I worked at the centre of product, development, and business during UAT to make this capability work in practice. This involved working closely with the offshore AI supplier to refine how video content was interpreted and indexed, shaping feedback loops to improve relevance, and ensuring results aligned with real user expectations. I also translated the technical behaviour into product language to support positioning and understanding.

OUTCOME

Natural language access to video insight at speed

The result is a capability that allows users to identify adverts based on what actually happens within them, not just tags or categories. Users can ask questions in natural language and retrieve relevant ads within seconds. This transforms how the dataset can be explored and positions the feature as a strong example of applied AI within customer experience.

DELIVERABLES

What this work delivered.

Video understanding layer

Support for interpreting and indexing what happens within adverts rather than relying on metadata alone.

Model refinement

Iterative improvements to how queries are interpreted and results are ranked.

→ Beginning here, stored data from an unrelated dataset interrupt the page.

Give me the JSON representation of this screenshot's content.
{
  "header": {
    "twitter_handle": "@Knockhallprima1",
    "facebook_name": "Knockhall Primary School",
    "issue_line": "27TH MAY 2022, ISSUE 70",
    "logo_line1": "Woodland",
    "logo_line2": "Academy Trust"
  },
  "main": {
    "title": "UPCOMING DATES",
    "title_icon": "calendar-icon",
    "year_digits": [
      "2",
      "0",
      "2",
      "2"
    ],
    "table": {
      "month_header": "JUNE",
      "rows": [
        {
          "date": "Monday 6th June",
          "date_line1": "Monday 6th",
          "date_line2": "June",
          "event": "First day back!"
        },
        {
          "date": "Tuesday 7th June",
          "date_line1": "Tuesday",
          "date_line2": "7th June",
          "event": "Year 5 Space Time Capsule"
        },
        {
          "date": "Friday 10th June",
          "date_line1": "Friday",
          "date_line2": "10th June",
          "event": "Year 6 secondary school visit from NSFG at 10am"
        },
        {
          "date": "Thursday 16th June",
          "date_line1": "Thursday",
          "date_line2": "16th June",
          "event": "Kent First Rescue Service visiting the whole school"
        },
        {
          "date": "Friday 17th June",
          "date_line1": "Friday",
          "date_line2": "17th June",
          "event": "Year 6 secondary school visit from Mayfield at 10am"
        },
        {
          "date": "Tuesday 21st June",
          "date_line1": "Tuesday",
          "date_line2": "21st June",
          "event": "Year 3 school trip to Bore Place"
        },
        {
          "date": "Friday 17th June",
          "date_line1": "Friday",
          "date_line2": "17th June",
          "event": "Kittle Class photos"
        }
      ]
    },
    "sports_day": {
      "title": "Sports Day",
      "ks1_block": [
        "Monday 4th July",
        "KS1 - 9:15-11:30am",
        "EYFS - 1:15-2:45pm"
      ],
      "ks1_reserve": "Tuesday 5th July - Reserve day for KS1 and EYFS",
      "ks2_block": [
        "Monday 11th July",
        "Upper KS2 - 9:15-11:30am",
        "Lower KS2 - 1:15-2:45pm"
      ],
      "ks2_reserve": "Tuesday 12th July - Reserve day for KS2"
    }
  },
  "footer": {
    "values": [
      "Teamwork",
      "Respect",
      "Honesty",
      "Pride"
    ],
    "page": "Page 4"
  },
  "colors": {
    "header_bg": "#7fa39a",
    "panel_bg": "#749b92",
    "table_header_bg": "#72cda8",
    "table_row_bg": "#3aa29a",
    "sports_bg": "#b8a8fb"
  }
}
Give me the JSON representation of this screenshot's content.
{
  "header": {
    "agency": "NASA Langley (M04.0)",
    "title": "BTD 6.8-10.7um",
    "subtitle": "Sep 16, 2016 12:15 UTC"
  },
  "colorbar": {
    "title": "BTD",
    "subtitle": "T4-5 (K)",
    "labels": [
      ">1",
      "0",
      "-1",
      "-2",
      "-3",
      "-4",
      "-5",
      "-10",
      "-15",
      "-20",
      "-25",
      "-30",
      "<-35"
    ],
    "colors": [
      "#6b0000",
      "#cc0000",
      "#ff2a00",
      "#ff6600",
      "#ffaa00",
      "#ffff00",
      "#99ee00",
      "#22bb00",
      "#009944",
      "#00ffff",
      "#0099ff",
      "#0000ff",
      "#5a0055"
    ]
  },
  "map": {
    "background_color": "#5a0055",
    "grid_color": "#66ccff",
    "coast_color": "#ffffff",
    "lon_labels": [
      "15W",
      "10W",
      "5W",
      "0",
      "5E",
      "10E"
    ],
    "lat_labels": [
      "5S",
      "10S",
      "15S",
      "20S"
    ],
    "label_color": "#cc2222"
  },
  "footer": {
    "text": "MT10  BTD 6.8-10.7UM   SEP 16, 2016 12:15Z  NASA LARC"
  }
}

Natural language interface

A way for users to search using everyday language rather than structured filters.

UAT structure

A clear process for testing, feedback, and continuous improvement of the capability.

CONTRIBUTION

Scenic Mind in practice.

Facilitated UAT across product, engineering, and business

Improved model outputs through structured feedback loops

Translated technical AI behaviour into clear product messaging

Worked with offshore AI supplier on video understanding and indexing

Ensured relevance and speed of search across large datasets

Aligned stakeholder expectations with real system behaviour

PRINCIPLES

How it was delivered.

Search should feel human

Users should be able to ask questions naturally, without needing to understand how the system works.

Content over metadata

The real value sits in what happens inside the video, not just how it is labelled.

Speed builds trust

Returning relevant results within seconds is critical to making the experience usable.

Bridge complexity

The system can be complex underneath, but the experience must remain clear and intuitive.